The past year has seen many people across the world grapple with a very specific type of loss; the sadness of a trip not taken, the mourning of exploring new cultures, the yearning for experiences beyond the anomie of the supermarket. As that strong desire for, and impulse to, wander the world fell prey to the pandemic in a turbulent 2020, we seemed at one point to be surging toward an anticipatory dystopia. Who were we without travel? What do we have to look forward to when there is no international holiday booked for summer?

Over the course of the past 12 months, we’ve been commissioning artists, painters and illustrators from different cities all over the world to paint a picture of what they see out their windows – either real or imaginary. Most artists have been confined to these cities during the global lockdowns, and all have a close connection to the place they have illustrated. Each artist has a “GRAZIA At Home City Guide” perched on their window sill, insider guides to the cities you need to visit and recollections of moments past in these nooks of the world; how they drank in the palaces, how they wandered through the parks and how they ate and ate and ate. There’s recommendations too – local dishes, phrases and lessons – so you can start imagining your own itinerary from the comfort of your own home. Today, we’re headed to Altomonte in Italy.

“To realise this illustration, I just closed my eyes and let my memories live,” says artist Francesco Caporale. “I wish I could have added many other elements beside those you can see… but not even ten papers would have been enough.”

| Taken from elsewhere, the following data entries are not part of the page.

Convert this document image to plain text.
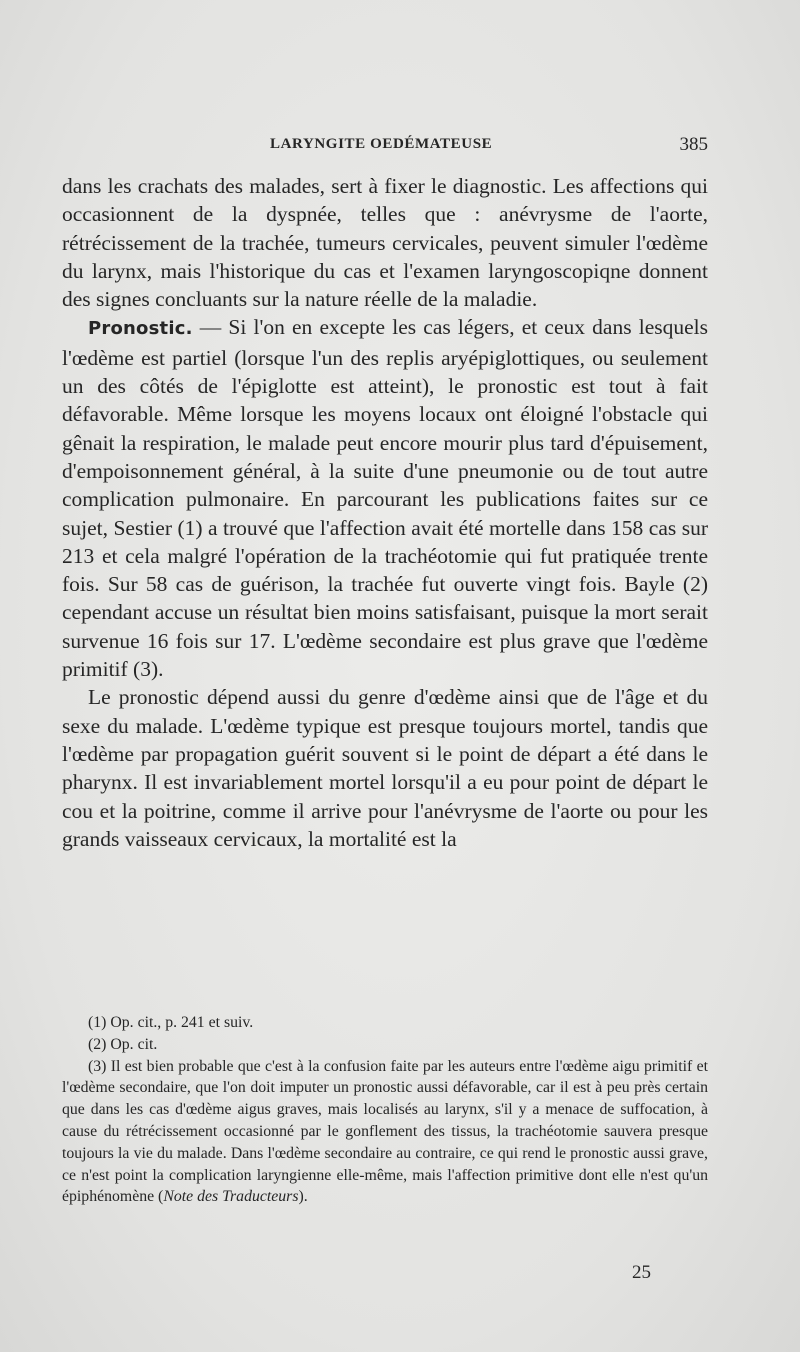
LARYNGITE OEDÉMATEUSE	385

dans les crachats des malades, sert à fixer le diagnostic. Les affections qui occasionnent de la dyspnée, telles que : anévrysme de l'aorte, rétrécissement de la trachée, tumeurs cervicales, peuvent simuler l'œdème du larynx, mais l'historique du cas et l'examen laryngoscopiqne donnent des signes concluants sur la nature réelle de la maladie.

Pronostic. — Si l'on en excepte les cas légers, et ceux dans lesquels l'œdème est partiel (lorsque l'un des replis aryépiglottiques, ou seulement un des côtés de l'épiglotte est atteint), le pronostic est tout à fait défavorable. Même lorsque les moyens locaux ont éloigné l'obstacle qui gênait la respiration, le malade peut encore mourir plus tard d'épuisement, d'empoisonnement général, à la suite d'une pneumonie ou de tout autre complication pulmonaire. En parcourant les publications faites sur ce sujet, Sestier (1) a trouvé que l'affection avait été mortelle dans 158 cas sur 213 et cela malgré l'opération de la trachéotomie qui fut pratiquée trente fois. Sur 58 cas de guérison, la trachée fut ouverte vingt fois. Bayle (2) cependant accuse un résultat bien moins satisfaisant, puisque la mort serait survenue 16 fois sur 17. L'œdème secondaire est plus grave que l'œdème primitif (3).

Le pronostic dépend aussi du genre d'œdème ainsi que de l'âge et du sexe du malade. L'œdème typique est presque toujours mortel, tandis que l'œdème par propagation guérit souvent si le point de départ a été dans le pharynx. Il est invariablement mortel lorsqu'il a eu pour point de départ le cou et la poitrine, comme il arrive pour l'anévrysme de l'aorte ou pour les grands vaisseaux cervicaux, la mortalité est la

(1) Op. cit., p. 241 et suiv.

(2) Op. cit.

(3) Il est bien probable que c'est à la confusion faite par les auteurs entre l'œdème aigu primitif et l'œdème secondaire, que l'on doit imputer un pronostic aussi défavorable, car il est à peu près certain que dans les cas d'œdème aigus graves, mais localisés au larynx, s'il y a menace de suffocation, à cause du rétrécissement occasionné par le gonflement des tissus, la trachéotomie sauvera presque toujours la vie du malade. Dans l'œdème secondaire au contraire, ce qui rend le pronostic aussi grave, ce n'est point la complication laryngienne elle-même, mais l'affection primitive dont elle n'est qu'un épiphénomène (Note des Traducteurs).

25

Altomonte is a small town in the south of Italy and despite a population of just over 4000 people, the quaint village – described by Caporale as a “Euro-Mediterranean utopia” – is alive with culture. Caporale’s vibrant “doodle art” is reflective of that. The illustrator was raised there before moving to the capital city of Milan at the age of 18.

Although 11 years have passed, Caporale still considers Altomonte as a city of family, friends, food, love and affection. “The recipe of happiness indeed,” recalls Caporale. “The bond that unites me to this place, in addition to family and loved ones, is undoubtedly the will to change things and the need to restore life and dignity to a place that was doing well before this pandemic. Small villages will be the solution to the ‘right’ world that we are chasing. I am firmly convinced of this.”

The small town sits in the centre of the region of Calabria; rugged and steep mountains on one horizon and a sun-soaked, cascading coastline on the other. It is because of this that Altomonte has its name (translated in English as “high mountain”) while it is also referred to as the “Wedding City” thanks to its stunning views and abundant fields of olive groves and native vineyards. If Caporale were to create a fragrance that best embodied the city, it would just be “squeezed olive oil”. Altomonte is the idyllic destination to experience the local Italian cuisine and to relax – with a terracotta bowl of local fried crispy peppers and a beverage concocted from liquorice liquor in hand.

“Don’t waste time planning travel, just do it! In my opinion we’ve forgotten the most beautiful aspects of travelling: surprise, curiosity and improvisation,” says Caporale.